Alice and Bob met on this forum, or in the matrix channel :slight_smile:

Actually, this could also be a service offered by the network.

Both ways are fine for me.

Regarding alerts, Alice can also configure Prometheus alerts so that if a service is down, it sends an email or a webhook to Bob endpoint.


#4

This can be helpful too :slight_smile:


#6

Of course this is containerized, so we just need to know the Docker commands and the cost of hosting it. :wink:

Maybe we should make an inventory of “our” resources (I think a lot of people here use Hetzner, so it might be interesting to see how much “cloud” could be turned into a colocation for example.)


#7

If we are to automate, we need to establish some “protocol” beyond the technology itself.

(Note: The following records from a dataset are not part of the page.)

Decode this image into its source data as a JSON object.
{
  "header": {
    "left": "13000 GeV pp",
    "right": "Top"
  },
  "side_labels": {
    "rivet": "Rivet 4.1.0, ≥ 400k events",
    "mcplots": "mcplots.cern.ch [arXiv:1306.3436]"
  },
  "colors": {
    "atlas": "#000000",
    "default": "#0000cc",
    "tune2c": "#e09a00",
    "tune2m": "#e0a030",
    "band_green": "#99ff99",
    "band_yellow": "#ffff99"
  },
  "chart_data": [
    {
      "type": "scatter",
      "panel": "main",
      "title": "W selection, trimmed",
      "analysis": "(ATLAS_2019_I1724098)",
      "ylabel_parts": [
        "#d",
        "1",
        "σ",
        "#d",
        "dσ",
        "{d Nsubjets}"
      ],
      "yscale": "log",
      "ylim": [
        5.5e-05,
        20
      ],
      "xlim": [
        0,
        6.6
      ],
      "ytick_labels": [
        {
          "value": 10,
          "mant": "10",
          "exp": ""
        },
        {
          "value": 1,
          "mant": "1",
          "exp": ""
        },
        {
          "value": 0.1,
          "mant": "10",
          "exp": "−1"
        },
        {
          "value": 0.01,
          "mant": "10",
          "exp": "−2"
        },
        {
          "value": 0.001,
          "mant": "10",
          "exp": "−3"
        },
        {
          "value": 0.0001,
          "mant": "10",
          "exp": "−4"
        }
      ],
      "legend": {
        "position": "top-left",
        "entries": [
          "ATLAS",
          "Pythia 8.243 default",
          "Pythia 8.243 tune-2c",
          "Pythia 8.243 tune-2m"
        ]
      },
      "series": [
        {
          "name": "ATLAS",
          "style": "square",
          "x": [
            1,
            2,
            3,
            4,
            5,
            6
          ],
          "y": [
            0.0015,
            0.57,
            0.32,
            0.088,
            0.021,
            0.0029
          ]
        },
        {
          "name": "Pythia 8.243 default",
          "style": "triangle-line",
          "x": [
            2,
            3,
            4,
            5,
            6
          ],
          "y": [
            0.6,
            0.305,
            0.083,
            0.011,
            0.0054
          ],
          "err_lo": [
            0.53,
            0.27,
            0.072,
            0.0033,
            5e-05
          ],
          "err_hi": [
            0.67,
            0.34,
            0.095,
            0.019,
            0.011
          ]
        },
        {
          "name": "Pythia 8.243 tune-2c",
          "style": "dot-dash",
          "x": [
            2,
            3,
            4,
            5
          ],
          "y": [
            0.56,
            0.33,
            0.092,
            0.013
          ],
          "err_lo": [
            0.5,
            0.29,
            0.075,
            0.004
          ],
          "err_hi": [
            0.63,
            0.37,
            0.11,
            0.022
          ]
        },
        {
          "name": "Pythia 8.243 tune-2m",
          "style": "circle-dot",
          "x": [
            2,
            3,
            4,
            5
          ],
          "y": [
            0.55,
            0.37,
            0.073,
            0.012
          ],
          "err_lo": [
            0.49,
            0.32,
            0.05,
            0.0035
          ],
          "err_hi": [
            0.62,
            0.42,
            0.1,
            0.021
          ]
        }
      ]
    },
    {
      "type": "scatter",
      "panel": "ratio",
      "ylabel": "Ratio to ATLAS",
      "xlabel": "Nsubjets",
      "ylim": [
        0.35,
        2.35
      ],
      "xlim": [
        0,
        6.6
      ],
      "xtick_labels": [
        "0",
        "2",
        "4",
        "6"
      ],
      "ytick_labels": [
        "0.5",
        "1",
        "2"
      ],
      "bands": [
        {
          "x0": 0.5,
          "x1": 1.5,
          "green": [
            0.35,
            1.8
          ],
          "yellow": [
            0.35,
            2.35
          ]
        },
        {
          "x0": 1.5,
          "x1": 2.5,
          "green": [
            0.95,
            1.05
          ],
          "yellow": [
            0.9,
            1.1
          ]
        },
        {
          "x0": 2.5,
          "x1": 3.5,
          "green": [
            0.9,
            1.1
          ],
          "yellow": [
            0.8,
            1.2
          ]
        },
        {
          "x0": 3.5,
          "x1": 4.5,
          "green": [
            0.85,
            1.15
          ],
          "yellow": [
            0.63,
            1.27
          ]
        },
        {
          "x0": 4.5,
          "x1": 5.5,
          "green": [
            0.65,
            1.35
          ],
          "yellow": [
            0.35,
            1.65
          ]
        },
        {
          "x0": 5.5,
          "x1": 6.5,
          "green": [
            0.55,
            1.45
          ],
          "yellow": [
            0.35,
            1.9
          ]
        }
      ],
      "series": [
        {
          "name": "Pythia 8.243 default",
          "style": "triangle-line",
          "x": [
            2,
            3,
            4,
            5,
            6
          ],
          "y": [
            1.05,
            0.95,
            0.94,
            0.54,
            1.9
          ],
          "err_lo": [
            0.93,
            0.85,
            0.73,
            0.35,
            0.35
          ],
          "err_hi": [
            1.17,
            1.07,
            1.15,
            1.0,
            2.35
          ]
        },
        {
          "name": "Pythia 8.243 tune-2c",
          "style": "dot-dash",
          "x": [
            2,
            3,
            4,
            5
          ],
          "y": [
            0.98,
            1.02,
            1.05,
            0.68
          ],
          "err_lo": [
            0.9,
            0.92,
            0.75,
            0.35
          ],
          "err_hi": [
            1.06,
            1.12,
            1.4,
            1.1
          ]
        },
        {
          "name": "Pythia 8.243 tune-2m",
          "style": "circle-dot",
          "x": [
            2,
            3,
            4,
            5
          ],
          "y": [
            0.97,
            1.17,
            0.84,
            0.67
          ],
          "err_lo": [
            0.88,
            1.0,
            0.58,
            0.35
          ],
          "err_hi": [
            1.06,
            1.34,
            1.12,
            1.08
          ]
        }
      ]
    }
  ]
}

If we converge on Docker, we already have a common base for disseminating the containers. But I find the challenge on a few other questions:

  1. Which addresses should these containers probe?
  2. Do they scrape some entries on the librehosters.json?
  3. Do they scrape all addresses published there, or a few of them (meaning there is some orchestration in saying e.g. an address is to be probed by 3 other containers, think of replicas)?
  4. Can all the information to be scraped public, or do we have an internal trusted chain?

#8

My answer here is always discovery/registration.

So Bob wants Alice to host hist status page.

I think that Bob has to register it’s list of endpoint, probably an array in a json.
And Alice would have to watch that endpoint to rerender a prometheus configuration and restart prom.
Or, when Bob changes his endpoint, he could send a webhook to Alice (which is better for the environement).

In a k8s context, we could also imagine that Alice hosts prom in a k8s cluster. The list of services to monitor is just a CRD, and Bob can modify this CRD himself.